Chaves’s research focuses on several aspects that are complementary. From a more fundamental point of view, his group applies the mathematical theory of causality, machine learning and artificial intelligence to understand the limits of classical physics and how quantum effects force science to reevaluate basic concepts of cause and effect. From the perspective of application, the group uses the incompatibility between the quantum effects and our intuition about causality to develop new protocols for information processing, primarily in the context of communication and cryptography.

Chaves developed an interest in this field as an adolescent when he entered a technical program on industrial computing and was fascinated by the potential of electronic devices. “I soon realized that I had to go beyond simply learning how to use a computer; I wanted to understand how the complex components of this machine worked at their most basic level.
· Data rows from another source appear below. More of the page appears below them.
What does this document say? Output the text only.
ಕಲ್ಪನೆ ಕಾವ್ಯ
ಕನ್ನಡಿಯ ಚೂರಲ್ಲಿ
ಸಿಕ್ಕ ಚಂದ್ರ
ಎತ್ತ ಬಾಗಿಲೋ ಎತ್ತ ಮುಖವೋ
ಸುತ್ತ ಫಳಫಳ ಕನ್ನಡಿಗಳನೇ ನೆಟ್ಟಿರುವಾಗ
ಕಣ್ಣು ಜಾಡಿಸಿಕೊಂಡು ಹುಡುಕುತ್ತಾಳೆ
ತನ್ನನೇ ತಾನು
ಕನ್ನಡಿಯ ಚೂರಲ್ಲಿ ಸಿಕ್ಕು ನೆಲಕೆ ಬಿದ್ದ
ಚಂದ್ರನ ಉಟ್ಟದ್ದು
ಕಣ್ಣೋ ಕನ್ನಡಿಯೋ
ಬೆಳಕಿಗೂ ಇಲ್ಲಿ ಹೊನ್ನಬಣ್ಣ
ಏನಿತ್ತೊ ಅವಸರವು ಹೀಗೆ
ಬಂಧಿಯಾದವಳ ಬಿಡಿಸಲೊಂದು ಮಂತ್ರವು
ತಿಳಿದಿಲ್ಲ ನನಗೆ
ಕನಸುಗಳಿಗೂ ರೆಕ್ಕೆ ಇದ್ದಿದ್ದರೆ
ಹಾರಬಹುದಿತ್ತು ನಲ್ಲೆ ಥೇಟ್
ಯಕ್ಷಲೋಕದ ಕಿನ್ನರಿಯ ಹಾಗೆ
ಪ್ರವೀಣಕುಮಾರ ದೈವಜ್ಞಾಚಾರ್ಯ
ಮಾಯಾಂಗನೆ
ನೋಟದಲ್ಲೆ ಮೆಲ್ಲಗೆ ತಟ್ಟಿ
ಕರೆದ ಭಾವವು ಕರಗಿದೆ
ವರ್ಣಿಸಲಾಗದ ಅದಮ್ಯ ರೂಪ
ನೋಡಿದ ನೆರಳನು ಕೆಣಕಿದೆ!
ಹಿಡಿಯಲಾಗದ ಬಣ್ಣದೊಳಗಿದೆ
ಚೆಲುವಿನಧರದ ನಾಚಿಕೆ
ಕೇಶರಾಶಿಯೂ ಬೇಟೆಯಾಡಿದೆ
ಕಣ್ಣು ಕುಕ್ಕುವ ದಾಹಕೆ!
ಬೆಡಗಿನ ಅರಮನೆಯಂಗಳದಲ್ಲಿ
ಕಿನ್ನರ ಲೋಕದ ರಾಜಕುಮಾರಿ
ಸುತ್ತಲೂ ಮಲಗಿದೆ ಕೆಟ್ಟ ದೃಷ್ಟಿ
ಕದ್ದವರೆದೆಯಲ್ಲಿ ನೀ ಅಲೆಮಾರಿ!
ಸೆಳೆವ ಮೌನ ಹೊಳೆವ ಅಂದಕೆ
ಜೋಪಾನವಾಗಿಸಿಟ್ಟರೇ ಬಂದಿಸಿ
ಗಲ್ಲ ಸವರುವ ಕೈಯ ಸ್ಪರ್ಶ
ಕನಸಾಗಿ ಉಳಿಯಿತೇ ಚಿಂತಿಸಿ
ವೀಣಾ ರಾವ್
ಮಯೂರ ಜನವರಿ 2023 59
Naturally, I headed in the direction of physics, and computing and quantum information turned out to be the best choice to satisfy my interest in both science and technology.” Now he considers himself to be a “hacker of physics.”

A new science

Quantum information got the spotlight starting in the twenty-first century, especially because of its interdisciplinarity and the progress made in recent years. “There are already devices on the market using quantum cryptography and, with the launch of a Chinese satellite that can distribute entanglement over long distances, it is just a matter of years before we see the first stage of the so-called quantum internet, where communication will be completely secure,” stresses Chaves.

Quantum computers are a plan for a not-so-distant future, but there are already some very rudimentary versions out there for which technology companies and research groups are seeking applications. “The government of China, for example, has a project where very difficult optimization problems like reducing automobile traffic could become more efficient by using these quantum—albeit rudimentary—devices.”

That said, Chaves points out that despite the huge potential of quantum information, we should be realistic. “All we have are predictions, applications that may not be confirmed and several new discoveries that we cannot even imagine. This is what basic science is all about.” Chaves, who is also a surfer, says he is a rebel. “I believe in critical and self-built knowledge; that mathematical rigor is constricted if there is no creativity and that interdisciplinarity is essential for carrying out cutting-edge science in the twenty-first century.”